Bei Coast fahren neben sieben Spaniern, noch zwei Schweizer, und jeweils ein Italiener, Schwede und Däne. Am Dienstag gaben sich im Frühstücks-Raum des Coast-Hotels die Anwälte der Fahrer die Klinke in die Hand. Während sich Ullrich und der Vuelta-Sieger von 2001, Luis Casero (Spanien), zu einer dreistündigen Trainingsrunde aufgemacht hatten, tagten hinter verschlossenen Türen Coast-Chef Günther Dahms, Wüst, Teamchef Rudy Pevenage, Strohband und einige Fahrer und ihre Anwälten.
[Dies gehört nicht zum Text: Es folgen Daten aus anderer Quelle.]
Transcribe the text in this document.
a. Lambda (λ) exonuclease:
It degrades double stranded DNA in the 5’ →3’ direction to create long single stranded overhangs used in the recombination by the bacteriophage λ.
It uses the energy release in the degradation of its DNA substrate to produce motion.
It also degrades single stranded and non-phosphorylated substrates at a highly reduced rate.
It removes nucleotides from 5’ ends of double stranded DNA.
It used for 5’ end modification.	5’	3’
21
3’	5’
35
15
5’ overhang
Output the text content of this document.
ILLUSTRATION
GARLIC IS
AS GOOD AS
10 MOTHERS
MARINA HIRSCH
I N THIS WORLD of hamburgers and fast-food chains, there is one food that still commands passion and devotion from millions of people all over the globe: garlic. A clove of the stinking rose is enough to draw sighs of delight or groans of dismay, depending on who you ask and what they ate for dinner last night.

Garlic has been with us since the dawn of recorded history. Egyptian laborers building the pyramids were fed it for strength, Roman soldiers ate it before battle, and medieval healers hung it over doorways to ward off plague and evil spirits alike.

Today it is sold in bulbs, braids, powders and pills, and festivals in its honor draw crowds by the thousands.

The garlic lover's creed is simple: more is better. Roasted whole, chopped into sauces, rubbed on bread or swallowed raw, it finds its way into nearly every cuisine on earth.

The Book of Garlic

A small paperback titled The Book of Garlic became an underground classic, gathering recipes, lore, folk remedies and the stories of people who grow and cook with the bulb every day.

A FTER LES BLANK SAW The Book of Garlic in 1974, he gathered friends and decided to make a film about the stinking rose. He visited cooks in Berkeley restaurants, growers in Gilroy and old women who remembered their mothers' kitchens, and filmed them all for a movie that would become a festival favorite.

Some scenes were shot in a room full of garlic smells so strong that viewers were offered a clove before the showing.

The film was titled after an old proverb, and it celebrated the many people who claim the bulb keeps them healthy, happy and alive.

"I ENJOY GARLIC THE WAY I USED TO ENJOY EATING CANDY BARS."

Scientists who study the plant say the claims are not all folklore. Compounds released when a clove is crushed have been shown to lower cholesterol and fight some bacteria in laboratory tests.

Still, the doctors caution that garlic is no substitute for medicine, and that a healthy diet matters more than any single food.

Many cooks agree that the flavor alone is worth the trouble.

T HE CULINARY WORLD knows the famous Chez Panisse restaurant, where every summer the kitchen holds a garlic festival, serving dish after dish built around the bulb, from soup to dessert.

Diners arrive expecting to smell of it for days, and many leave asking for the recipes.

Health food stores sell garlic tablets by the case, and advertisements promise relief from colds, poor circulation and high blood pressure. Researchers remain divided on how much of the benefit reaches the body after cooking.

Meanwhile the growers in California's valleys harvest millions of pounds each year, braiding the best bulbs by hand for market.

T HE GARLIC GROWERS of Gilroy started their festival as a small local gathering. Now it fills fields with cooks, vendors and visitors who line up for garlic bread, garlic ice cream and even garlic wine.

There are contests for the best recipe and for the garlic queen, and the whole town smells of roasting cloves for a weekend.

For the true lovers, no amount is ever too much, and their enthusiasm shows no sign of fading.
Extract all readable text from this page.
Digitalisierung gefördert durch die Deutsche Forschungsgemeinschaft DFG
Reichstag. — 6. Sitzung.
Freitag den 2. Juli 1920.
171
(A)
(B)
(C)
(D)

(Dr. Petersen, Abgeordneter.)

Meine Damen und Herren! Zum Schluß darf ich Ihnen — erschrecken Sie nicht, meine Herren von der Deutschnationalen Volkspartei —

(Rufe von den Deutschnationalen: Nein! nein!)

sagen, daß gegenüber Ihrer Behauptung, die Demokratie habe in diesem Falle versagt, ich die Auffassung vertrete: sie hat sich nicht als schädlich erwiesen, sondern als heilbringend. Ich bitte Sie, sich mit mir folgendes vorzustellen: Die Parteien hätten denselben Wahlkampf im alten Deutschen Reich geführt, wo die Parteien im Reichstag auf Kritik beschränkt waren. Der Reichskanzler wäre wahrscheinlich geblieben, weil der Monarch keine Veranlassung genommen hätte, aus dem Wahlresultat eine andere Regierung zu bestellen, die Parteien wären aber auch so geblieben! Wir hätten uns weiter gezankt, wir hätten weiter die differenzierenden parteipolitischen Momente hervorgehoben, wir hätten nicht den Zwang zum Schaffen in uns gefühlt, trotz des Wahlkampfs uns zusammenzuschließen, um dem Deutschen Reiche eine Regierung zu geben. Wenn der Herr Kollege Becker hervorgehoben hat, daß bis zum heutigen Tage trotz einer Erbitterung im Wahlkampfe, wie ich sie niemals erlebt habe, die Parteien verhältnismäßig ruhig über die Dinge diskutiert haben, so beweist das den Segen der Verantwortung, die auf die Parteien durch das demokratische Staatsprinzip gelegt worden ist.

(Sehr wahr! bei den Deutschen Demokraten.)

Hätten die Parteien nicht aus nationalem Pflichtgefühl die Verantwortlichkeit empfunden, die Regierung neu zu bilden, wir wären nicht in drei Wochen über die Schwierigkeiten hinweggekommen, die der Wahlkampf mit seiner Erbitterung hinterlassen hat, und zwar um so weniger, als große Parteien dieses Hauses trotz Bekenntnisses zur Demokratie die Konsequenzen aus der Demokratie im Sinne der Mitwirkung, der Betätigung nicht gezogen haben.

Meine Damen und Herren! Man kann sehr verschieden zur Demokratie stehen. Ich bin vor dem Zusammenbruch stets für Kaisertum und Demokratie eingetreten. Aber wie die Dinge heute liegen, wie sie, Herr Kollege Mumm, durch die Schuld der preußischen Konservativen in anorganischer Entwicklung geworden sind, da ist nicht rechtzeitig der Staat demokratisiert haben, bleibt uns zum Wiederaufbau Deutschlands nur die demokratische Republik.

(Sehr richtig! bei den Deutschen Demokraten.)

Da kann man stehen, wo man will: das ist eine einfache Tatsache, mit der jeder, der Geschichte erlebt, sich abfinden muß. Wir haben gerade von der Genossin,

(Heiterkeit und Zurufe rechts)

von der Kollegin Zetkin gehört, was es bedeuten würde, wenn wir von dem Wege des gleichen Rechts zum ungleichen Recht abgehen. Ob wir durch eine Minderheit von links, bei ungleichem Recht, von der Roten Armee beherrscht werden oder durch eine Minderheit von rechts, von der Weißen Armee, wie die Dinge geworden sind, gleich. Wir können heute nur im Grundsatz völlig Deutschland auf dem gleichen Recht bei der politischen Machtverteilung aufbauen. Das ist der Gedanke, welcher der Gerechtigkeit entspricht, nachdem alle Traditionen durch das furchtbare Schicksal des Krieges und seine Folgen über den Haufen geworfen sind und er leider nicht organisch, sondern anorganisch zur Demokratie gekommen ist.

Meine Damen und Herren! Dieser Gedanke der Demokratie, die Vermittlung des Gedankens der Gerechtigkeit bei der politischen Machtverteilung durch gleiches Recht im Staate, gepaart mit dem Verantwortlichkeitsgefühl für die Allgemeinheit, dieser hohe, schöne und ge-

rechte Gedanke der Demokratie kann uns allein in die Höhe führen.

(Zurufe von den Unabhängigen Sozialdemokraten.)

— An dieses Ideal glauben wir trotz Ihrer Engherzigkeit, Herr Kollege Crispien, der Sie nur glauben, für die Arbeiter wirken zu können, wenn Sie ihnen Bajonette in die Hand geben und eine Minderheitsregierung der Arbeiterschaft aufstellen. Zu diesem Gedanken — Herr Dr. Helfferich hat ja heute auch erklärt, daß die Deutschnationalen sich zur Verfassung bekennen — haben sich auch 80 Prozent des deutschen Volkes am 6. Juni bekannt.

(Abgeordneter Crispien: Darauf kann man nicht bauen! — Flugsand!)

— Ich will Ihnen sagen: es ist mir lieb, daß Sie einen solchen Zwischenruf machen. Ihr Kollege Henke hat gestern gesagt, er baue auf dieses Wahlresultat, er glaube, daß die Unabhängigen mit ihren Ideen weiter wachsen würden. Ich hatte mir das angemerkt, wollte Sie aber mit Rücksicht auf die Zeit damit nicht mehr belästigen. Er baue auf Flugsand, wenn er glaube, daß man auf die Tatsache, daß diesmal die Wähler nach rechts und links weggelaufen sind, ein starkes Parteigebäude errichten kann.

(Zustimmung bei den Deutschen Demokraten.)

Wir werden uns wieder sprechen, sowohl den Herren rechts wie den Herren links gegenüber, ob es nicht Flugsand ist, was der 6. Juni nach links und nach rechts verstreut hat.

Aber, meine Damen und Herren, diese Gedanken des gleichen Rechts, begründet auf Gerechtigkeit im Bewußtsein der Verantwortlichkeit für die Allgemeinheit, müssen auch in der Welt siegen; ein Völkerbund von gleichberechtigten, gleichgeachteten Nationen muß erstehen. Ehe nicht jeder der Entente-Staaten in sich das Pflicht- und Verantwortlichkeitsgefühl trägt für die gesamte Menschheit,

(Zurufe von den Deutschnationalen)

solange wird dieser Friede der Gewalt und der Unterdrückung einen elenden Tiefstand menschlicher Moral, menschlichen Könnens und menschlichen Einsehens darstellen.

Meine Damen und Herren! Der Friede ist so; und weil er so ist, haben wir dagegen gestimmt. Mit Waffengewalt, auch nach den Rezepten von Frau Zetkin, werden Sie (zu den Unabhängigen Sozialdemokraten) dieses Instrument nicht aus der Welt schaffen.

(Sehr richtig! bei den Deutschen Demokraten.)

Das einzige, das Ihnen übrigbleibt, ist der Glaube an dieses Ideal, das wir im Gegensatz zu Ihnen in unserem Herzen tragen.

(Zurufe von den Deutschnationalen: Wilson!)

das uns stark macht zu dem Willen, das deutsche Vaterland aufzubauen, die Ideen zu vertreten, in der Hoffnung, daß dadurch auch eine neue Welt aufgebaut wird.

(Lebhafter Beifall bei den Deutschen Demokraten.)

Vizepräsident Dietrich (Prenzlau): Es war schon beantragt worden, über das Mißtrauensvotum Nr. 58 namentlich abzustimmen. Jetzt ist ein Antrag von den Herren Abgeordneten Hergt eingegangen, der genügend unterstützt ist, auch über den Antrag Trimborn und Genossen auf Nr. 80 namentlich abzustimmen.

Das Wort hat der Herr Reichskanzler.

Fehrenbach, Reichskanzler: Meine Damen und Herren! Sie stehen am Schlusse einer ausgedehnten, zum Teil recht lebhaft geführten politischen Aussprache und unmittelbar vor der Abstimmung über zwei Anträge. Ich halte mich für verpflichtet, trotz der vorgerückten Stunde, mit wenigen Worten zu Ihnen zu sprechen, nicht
«Wenn ich mein Geld nicht bekomme, fahre ich nicht mehr», sagte der spanische Profi Aitor Garmendia, im Vorjahr Zweiter der Deutschland-Tour. «Was mit Garmendia wird, weiß ich noch nicht. Mit ihm haben wir noch ebenso wenig gesprochen wie mit Casero», sagte Wüst. Der inzwischen nicht mehr aktive ehemalige Coast-Profi Fernando Escartin aus Spanien, 1999 dritter der Tour de France, hatte erklärt: «2001 musste ich in Spanien 48 Prozent Steuern zahlen. Ich sehe nicht ein, dass ich jetzt auf weiteres Geld verzichten soll. Wir sind im Recht.»